The 2013 Military Times Poll points out two major disparities between officers and enlisted troops and one point on which they agree:
Officers are far happier with their pay and quality of life.
Officers have a far higher opinion of their own leadership, and that of senior noncommissioned officers.
Officers and enlisted members, particularly younger ones, are increasingly open to military retirement reform.
The three issues are closely linked.
The officer-enlisted divide dates from an era when college degrees were held almost exclusively by officers. today, many enlisted members are college graduates or are pursuing degrees.
Today’s NCO increasingly does work that was once reserved for officers, yet is paid disproportionately less. An E-9 with 30 years earns only what an O-4 with 12 years makes; an E-6 with 20 years is paid no better than an O-2 with two years.

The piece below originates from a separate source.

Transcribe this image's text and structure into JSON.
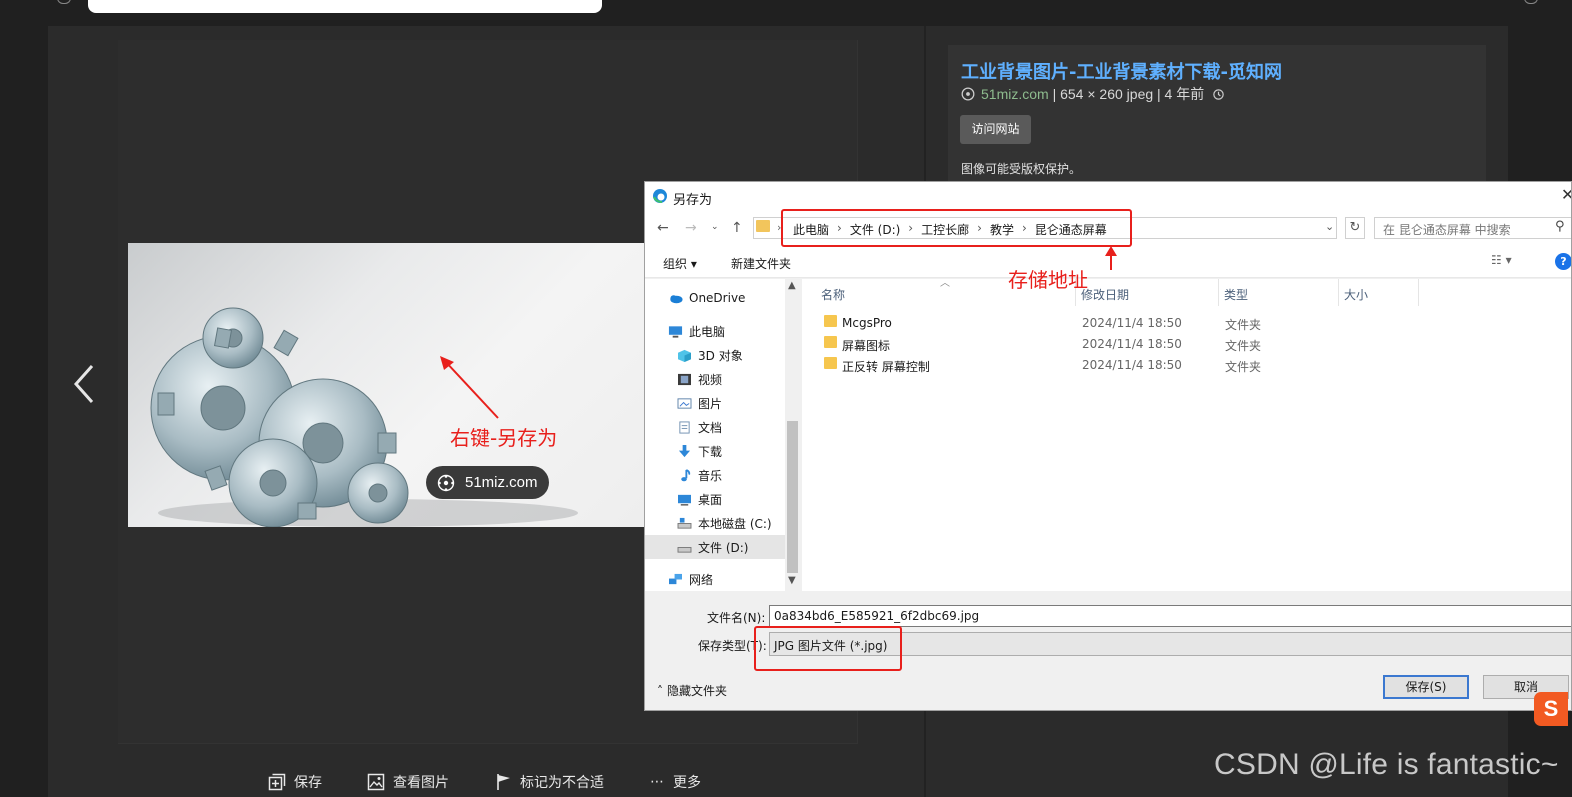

Similarly outdated is the 20-year retirement system. too many officers and enlisted troops stay beyond their usefulness just to get to 20 years, while hard-chargers quit, frustrated with a system too rigid to allow for truly rapid promotion.
A fairer system would allow every member to accumulate retirement savings whether they complete four, 12, 20 or more years. That would foster a more fluid advancement system, allow more people to leave happily after 10, 12 or 15 years and make it possible for more of the best people to stay longer, based on the needs of the services.
The fact that the vast majority of the force — the young people who are its future — is open to retirement reform means the time may be ripe for change in a system that has furthered the divide between officers and enlisted ranks as haves and have-nots.